High-tech gadgets for modern outdoorsmen
Even the Swiss Army Knife gets an update

The most interesting things I found in two days of pounding the concrete were peripheral items that make our lives as outdoors people far easier and more comfortable than they were for our moms and dads.

The new technology also has shown up where many outdoors people would least expect it -- the iconic Swiss Army Knife from Victorinox.

http://www.freep.com/article/200901...1058/High-tech+gadgets+for+modern+outdoorsmen


----------



## NickAdams (Jul 8, 2008)

i think the guys who buy crap like scent lok ghille suits, bear bombs and deer cocaine, glow in the dark arrows with a gps chip built in, animatronic decoys, sonar fish finders, and all that other gimmicky garbage are just sub-par sportsman. They dont want to take the time to learn to track, or scout out an area, or to learn a particular lake and its layout. They'd rather just buy an expensive gadget to do the work for them. I understand a lot of these tools just simplify things, but isn't being an outdoorsman a labor of love? you put in the work, dedicate your time, and learn along the way. Now everyone just wants quick results, and its all about the trophy. 

You can have all that junk, i'll keep doing things the way my grandfather did them. call me old fashioned.


----------



## Fur and Feathers (Apr 11, 2007)

Nice comment, you consider others to be sub par sportsmen just because they don't think, hunt or fish like you do. Glad I don't belong to the 'ol fashioned way of hunting, if it is full of people like you. It is people like you who give sportsmen a bad name. Instead of trying to get along, you put down others that don't follow your way of hunting. Nice job!


----------



## NickAdams (Jul 8, 2008)

perhaps i was a little harsh with the "subpar sportsman" comment, but its just my opinion that all these gadgets and high-tech gear destroy the sporting aspect of hunting and fishing. i have friends and family that use some of that stuff and i certainly dont think any less of them, i just think it takes away from the outdoor experience and i choose not to use it. 

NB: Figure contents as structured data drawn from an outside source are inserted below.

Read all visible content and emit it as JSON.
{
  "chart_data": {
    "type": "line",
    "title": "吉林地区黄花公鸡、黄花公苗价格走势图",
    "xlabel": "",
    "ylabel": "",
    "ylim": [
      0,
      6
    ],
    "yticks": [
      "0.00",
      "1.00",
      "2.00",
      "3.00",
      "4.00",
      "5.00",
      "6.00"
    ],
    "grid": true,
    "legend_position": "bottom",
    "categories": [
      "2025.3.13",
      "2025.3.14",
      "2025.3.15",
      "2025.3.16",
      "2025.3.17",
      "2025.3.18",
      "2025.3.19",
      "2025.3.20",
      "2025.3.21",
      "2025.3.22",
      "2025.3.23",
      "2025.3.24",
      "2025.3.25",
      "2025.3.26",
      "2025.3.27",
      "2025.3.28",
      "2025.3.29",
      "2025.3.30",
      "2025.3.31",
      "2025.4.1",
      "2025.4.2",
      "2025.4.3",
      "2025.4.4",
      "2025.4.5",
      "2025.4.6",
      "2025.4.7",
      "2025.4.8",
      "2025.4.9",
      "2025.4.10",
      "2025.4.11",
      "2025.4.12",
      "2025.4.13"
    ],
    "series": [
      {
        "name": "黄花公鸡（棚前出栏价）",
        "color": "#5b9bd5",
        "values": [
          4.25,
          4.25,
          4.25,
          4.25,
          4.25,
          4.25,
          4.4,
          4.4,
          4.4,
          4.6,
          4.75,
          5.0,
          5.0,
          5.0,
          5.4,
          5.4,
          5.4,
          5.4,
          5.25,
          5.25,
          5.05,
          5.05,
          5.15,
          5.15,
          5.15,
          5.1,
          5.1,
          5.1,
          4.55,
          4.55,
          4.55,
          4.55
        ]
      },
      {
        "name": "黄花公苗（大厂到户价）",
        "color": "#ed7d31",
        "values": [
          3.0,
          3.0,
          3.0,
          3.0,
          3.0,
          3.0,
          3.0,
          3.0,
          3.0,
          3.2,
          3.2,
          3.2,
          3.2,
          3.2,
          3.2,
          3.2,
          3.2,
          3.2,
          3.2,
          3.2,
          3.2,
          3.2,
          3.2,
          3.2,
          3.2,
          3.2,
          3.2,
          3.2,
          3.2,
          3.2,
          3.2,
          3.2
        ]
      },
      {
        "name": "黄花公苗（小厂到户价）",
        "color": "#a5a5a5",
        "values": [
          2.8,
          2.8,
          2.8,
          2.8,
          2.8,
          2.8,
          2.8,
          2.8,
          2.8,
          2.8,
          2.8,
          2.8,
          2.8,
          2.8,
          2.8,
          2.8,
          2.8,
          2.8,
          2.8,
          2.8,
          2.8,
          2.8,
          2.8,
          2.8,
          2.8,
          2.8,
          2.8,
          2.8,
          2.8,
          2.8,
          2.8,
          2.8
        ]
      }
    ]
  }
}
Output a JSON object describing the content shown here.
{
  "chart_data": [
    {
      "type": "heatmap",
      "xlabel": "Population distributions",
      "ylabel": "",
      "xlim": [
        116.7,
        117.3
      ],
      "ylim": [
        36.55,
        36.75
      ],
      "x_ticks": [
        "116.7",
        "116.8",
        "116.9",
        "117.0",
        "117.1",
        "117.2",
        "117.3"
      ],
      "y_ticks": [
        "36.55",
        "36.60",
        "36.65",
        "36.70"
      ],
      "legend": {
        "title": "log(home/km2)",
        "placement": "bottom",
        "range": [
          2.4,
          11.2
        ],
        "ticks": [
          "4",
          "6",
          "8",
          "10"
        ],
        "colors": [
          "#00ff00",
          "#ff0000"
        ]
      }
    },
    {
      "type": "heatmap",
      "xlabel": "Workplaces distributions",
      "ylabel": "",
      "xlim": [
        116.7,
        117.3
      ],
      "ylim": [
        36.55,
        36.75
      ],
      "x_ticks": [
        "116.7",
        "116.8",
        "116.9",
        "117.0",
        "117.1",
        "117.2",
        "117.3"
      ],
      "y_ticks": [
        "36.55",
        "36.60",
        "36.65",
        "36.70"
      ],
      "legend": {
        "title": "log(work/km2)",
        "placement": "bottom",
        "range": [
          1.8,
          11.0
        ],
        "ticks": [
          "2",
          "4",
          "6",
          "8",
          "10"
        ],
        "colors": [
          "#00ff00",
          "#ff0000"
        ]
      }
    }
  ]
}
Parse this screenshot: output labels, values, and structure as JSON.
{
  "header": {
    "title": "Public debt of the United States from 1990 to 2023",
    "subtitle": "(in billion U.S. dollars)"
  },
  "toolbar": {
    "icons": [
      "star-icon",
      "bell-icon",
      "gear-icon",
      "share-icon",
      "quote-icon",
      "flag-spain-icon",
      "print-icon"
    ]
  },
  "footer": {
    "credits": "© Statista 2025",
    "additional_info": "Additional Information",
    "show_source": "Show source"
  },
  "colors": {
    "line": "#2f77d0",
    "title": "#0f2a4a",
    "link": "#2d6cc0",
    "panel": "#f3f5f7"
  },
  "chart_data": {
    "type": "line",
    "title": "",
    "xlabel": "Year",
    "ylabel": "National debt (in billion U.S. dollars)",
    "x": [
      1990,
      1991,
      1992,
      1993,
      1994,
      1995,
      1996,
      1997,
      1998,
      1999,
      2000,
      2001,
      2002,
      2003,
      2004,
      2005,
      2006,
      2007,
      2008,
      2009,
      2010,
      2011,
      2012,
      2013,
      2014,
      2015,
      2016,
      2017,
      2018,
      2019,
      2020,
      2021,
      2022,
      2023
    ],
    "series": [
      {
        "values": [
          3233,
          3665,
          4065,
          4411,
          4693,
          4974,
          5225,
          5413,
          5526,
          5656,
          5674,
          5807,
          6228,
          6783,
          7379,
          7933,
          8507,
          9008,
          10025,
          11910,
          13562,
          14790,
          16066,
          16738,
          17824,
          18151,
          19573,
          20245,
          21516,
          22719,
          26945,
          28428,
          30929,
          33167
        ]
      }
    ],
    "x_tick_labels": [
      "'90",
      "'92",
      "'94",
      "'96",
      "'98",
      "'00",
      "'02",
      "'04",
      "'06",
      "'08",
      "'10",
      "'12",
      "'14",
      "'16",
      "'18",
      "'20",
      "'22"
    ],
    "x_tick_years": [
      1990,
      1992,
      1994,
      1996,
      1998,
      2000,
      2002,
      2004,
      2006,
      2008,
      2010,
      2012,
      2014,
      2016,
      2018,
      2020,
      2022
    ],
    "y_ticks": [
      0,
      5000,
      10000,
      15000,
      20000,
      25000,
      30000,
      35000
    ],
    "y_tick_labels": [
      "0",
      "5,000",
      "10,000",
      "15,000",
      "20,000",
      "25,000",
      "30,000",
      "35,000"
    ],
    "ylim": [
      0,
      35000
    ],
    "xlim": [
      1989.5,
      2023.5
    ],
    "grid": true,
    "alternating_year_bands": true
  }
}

anyone can drive their atv out to the middle of a swamp, throw a bear bomb out and watch the bears come running, and then shoot one from 30 yards. Anyone can have their fishfinder put them right on top of the fish and limit out. I just dont think, that for me anyway, I could ever justify that as "sporting". but to each his own.


----------



## Fur and Feathers (Apr 11, 2007)

Thanks for clerifying that, I understand where your coming from now. Your point is well taken, I just don't like to see people hammering others for using something or hunting or fishing a certain way. We all need to stick together and support each other. There are plenty of people out there that would like to see us go away. We need all the help we can get to preserve our great outdoor pastime. Thanks again for clearing that up. Sorry If I sounded harsh also. Now lets get outside and do some hunting or fishing!!!


----------